To replace Dunlap in the booth, FOX Sports tapped Kevin Lee for the job. For those of you who watch INDYCAR races on NBCSN, you may be familiar with him since he’s served as a pit reporter there for the past few years. As for play-by-play chops, you would have to go a little deeper. Lee has worked play-by-play on Indy Lights race broadcasts in the past. I thought that he did decently there, but that this would be a different feel since he’s used to calling races with low numbers of cars on the grid.
Pre-race coverage was light, but that’s typical of ARCA races on FOX Sports. Viewers got interviews with pole sitter Tom Hessert and Austin Theriault, and a driver profile of Dalton Sargeant before the race began. In his profile, Sargeant talked about his move to Cunningham Motorsports and about how he continues to gain experience. Basic stuff more or less.
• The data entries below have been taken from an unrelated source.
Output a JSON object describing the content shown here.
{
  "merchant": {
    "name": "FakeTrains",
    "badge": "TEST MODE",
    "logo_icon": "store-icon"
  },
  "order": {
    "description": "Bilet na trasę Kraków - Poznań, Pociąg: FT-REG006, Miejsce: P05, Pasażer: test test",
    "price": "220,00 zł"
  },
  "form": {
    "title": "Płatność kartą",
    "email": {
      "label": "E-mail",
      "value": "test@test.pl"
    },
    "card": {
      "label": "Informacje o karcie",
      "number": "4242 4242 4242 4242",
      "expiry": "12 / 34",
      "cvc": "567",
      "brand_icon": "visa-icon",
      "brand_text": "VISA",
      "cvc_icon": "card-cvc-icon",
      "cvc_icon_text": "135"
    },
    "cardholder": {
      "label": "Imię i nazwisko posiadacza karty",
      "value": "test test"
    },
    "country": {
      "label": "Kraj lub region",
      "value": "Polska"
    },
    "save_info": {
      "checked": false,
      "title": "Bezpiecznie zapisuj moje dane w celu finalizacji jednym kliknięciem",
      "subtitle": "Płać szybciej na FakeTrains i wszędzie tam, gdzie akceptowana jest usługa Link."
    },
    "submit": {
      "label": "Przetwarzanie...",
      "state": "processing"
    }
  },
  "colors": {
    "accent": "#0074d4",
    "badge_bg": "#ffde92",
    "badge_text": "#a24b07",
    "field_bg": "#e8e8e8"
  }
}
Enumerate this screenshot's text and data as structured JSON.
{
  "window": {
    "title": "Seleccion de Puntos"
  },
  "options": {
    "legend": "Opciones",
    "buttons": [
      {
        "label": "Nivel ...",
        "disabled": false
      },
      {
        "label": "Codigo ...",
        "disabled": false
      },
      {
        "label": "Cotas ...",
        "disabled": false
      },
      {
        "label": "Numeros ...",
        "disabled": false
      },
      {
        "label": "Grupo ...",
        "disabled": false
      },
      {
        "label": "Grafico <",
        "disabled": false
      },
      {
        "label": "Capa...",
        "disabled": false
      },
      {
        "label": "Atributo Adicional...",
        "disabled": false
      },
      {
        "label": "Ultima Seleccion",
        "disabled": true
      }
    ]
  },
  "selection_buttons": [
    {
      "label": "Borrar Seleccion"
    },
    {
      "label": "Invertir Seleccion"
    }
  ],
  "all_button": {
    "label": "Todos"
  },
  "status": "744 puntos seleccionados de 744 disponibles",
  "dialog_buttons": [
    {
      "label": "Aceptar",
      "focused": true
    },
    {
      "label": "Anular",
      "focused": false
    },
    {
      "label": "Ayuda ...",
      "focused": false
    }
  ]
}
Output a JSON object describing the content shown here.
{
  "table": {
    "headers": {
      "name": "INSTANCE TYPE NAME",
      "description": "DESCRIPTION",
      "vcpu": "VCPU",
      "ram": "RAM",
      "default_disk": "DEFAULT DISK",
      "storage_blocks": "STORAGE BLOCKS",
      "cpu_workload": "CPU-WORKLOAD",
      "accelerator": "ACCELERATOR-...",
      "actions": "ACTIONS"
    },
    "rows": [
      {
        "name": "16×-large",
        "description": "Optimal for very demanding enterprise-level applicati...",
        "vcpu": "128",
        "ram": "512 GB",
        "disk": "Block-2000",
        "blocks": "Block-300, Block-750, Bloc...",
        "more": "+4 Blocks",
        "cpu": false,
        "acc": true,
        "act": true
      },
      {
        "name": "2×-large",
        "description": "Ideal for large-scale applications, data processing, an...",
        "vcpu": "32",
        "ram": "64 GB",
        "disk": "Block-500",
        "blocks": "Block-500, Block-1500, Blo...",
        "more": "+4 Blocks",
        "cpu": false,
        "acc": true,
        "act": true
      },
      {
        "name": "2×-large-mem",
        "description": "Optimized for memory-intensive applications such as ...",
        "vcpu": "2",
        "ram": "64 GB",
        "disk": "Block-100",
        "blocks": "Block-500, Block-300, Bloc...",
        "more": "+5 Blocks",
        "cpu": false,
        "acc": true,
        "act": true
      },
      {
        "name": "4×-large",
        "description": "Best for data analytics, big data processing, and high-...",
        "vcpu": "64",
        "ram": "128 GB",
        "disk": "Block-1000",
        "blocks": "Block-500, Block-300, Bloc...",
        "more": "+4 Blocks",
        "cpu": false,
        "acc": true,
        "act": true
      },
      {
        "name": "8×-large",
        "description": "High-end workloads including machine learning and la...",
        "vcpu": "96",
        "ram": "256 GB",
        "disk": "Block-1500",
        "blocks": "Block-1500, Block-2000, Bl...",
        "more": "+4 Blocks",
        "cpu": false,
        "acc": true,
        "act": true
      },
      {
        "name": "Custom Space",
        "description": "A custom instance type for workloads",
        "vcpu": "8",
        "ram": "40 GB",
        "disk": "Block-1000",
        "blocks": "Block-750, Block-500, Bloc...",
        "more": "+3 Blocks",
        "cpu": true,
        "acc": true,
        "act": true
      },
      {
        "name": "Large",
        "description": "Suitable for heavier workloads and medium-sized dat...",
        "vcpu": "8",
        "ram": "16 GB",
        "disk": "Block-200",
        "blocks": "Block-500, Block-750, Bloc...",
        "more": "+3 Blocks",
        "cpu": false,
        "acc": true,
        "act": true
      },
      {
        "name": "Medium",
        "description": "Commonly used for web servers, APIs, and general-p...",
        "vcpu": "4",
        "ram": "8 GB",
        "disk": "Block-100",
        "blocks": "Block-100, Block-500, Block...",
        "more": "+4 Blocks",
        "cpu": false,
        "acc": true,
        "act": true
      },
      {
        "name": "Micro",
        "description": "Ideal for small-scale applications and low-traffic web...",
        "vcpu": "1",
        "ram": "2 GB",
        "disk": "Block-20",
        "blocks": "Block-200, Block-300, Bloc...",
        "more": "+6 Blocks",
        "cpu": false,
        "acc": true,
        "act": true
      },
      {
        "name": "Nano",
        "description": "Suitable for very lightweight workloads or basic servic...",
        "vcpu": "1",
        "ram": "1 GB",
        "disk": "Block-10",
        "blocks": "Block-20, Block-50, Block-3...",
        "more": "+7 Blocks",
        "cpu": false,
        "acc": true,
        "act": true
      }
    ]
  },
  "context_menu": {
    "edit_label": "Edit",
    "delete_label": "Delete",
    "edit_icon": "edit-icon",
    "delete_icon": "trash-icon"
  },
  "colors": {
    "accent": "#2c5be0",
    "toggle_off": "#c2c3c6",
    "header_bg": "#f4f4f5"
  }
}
If there was one takeaway that I took from Lee’s first ARCA race in the booth, it is that it seemed like he wasn’t all that enthusiastic. It seems like he found the on-track incidents to be a foregone conclusion. The best non-racing comparison I could come up with here is from the early-1990’s cartoon Tiny Toon Adventures. On that show, the main cast from ACME Looniversity have rivals from a school called Perfecto Prep. The clip is glitchy, but I think it gets my point across.
In this example, Lee is represented by the Perfecto cheerleaders. I’m not saying this to accuse Lee of not caring about his job, but I felt that he really wasn’t much emotion into his commentary. However, knowing that it was his first time out, he may have wanted to ease himself into the role. Having the veteran analyst Phil Parsons at his side definitely helps.
Due to multiple red flags and sprinkles, the race ran over its two-hour timeslot. By the time the race was called a little after 6:30 p.m., the broadcast went straight to NASCAR RaceDay. The only real post-race coverage was the Victory Lane interview with race winner Theriault. This was aired via tape delay roughly 15 minutes into NASCAR RaceDay.
I do not like such a move. Does a race that ultimately lasted 78 minutes need a two-hour pre-race show? Hecks to the no.
A couple of years ago, FOX Sports 1 did this when John Wes Townley won his first ARCA race at Daytona. It angered me then, and it angers me now (back then, I wrote that Townley “got served”). This is supposed to be the showcase race for the series and they’re getting thrown out like yesterday’s trash.
As for Lee, he described his ARCA booth as such to the fictional Orange Cone.
@TheOrangeCone Thanks, Cone! It's a work on progress but it was fun.
— Kevin Lee (@KevinLee23) February 19, 2017
He later indicated that he will be calling six of the 10 ARCA races on FOX Sports 1 this year since he will still be working INDYCAR races on NBCSN. No word on who will replace him in the booth for the remaining four races. I have generally liked Lee’s work on INDYCAR broadcasts, so I’m just going to use Saturday’s performance as a benchmark. His next ARCA race won’t be until Talladega in May, so he’ll have some time to practice.
That’s all for this week. Next weekend will see NASCAR’s big three series start their seasons at Daytona International Speedway. It should be a fun time, but I’m still concerned about the new damage repair rules depleting the field to the point where barely anyone finishes at least one of those races. The TV listings can be found in the TV Schedule tab above.
I will provide critiques of the Monster Energy NASCAR Cup, XFINITY and Camping World Truck Series races for Daytona in next week’s edition of Couch Potato Tuesday here at Frontstretch. For the Critic’s Annex, it might be held to Friday this week. The reasoning is that FOX Sports 1 is premiering a new film, Refuse to Lose, after the Can-Am Duels on Thursday night. The film (title based on the Rainbow Warriors’ mid-1990’s motto) is about Jeff Gordon’s first win in the Daytona 500 from back in 1997. This show will be paired with a 30-minute version of the 1997 Daytona 500 with pop-up facts, similar to what FOX Sports 1 has aired from the 1979 and 1993 Daytona 500’s in the past.